Jaroslav Rudi liest heute im Literaturladen Wist aus „Grandhotel“

Stand:

Vielleicht ist es, weil sie immer weiterziehen, immer in Bewegung sind, dass Fleischman sich so für die Wolken interessiert. Im Gegensatz zu ihm nämlich sind sie mobil und flüchtig. Er selbst ist noch nie aus der nordtschechischen Stadt herausgekommen. Beim ersten Versuch, als sein Vater mit einem nagelneuen Auto nach Hause kam und Ehefrau und Sohn reinpackte, um die Gegend zu erkunden, gelangten sie nur bis zum Ortsschild. Da hatten sie einen Unfall, und seither hat Fleischman keine Eltern mehr. Ein entfernter Cousin nahm ihn auf, doch Fleischman hatte schon vorher kein schönes Leben: Immer wurde er in der Schule gehänselt und von seinen Mitschülern an Bäume gefesselt und geschlagen. Nun lebt er mit seinem Cousin Jégr im Grandhotel, das auf dem Berg über der Stadt thront und ihn ganz nah an die Wolken bringt. Versteht sich von selbst, dass der mittlerweile 30-jährige noch nie eine Frau hatte und deshalb von Jégr abschätzig „Einhandflötist“ genannt wird.

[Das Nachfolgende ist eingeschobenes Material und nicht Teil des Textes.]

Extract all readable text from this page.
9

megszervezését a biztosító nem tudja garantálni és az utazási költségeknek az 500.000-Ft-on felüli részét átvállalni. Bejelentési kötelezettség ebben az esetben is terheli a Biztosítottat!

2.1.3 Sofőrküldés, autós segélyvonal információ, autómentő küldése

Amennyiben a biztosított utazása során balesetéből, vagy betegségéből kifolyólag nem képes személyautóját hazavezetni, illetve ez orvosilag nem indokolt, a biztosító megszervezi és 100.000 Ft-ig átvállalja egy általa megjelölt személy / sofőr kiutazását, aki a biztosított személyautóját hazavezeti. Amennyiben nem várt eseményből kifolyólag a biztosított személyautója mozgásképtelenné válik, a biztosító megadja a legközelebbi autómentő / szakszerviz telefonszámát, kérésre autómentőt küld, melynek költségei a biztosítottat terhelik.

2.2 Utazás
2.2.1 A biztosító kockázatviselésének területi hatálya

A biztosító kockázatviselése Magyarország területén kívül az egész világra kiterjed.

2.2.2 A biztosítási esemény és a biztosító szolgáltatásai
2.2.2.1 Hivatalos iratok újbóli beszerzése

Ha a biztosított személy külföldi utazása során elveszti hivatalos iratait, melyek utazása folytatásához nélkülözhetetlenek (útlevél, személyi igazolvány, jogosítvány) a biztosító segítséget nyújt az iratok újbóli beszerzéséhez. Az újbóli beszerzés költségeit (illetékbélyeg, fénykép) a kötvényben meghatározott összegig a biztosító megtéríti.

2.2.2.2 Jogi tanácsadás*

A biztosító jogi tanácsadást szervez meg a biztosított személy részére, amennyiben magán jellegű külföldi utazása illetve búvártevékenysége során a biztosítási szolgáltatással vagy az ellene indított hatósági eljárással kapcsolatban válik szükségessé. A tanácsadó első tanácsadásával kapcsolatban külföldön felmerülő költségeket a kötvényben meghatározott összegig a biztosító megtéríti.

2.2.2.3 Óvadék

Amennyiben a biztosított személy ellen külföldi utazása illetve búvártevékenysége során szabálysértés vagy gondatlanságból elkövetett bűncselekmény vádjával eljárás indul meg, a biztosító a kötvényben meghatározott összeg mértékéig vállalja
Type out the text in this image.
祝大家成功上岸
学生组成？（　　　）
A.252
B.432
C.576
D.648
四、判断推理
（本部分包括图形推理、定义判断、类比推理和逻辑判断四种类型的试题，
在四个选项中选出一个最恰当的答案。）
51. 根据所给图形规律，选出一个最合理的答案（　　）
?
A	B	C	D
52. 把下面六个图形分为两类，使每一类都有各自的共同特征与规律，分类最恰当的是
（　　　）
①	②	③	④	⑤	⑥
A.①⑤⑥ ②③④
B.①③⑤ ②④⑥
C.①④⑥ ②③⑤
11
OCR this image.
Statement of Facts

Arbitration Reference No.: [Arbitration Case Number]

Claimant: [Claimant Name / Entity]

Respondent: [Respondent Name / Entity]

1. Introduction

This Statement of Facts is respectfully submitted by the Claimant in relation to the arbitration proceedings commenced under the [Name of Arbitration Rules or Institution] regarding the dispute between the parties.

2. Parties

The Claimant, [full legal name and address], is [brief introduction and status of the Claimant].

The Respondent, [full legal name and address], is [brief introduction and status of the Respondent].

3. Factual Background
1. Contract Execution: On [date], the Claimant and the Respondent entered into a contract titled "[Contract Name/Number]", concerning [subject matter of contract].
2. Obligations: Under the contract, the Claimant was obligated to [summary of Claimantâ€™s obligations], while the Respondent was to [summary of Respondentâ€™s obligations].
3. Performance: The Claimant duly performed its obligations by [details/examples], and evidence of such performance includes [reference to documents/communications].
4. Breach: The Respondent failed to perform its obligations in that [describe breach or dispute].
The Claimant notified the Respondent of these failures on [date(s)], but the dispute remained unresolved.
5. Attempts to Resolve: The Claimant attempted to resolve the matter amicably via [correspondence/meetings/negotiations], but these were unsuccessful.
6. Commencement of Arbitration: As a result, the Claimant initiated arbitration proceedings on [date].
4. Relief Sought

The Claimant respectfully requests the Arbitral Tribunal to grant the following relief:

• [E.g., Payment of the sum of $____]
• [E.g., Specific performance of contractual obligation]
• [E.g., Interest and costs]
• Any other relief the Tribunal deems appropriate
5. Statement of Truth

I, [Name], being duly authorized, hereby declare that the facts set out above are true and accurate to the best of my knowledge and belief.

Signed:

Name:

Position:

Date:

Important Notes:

Jaroslav Rudi, der Erfinder dieses Ritters der tschechischen Gestalt, der heute im Literaturladen Wist zu Gast ist, wurde 1972 geboren und hatte mit „Grandhotel“ in Tschechien einen großen Erfolg, der sogleich verfilmt wurde. Es ist kein positiver Held, der sich da die Wolken ansieht und durch die Schlüssellöcher im Grandhotel seine Kollegen bespitzelt – und dabei auch manch unbequeme Wahrheit über sich selbst erfährt. Zum Beispiel, dass er der perfekte „Kinderkill“ sei, weil bei seinem Anblick die gesamte weibliche Lust, zumindest die der Kellnerinnen, die er belauscht, vergeht. Fleischman versteht und tauscht seine wollene Anzughose gegen eine Jeans aus, zieht ein T-Shirt drüber (alles einfach geklaut) und wird ab dem Zeitpunkt sogar für die Frauen attraktiv. Wir hier in Deutschland kennen wenig tschechische Literatur, wenn man Milan Kundera, der schon seit Jahrzehnten in Paris lebt, noch dazu zählen möchte – mit Hrabal hatte man wohl mal Kontakt – und als Vaclav Havel Präsident wurde, sprach man mehr über seine Ehen als über seine Theaterstücke. Nun aber kommt dank des Kulturforums östliches Europa ein Autor, der uns neu die Eigenart der Tschechen, dieses merkwürdige Understatement, nahe bringt. Es ist sicherlich ein Vergnügen, Rudi mit der schwarzen Brille und dem übergroßen Pony, der ihm immer in die Stirn rutscht, beim Vorlesen zuzuschauen. Allerdings braucht man nicht Kunderas melancholisches Tschechien, das vernebelt philosophisch aus alten Badlandschaften wie Karolvy Vary strömte, zu erwarten.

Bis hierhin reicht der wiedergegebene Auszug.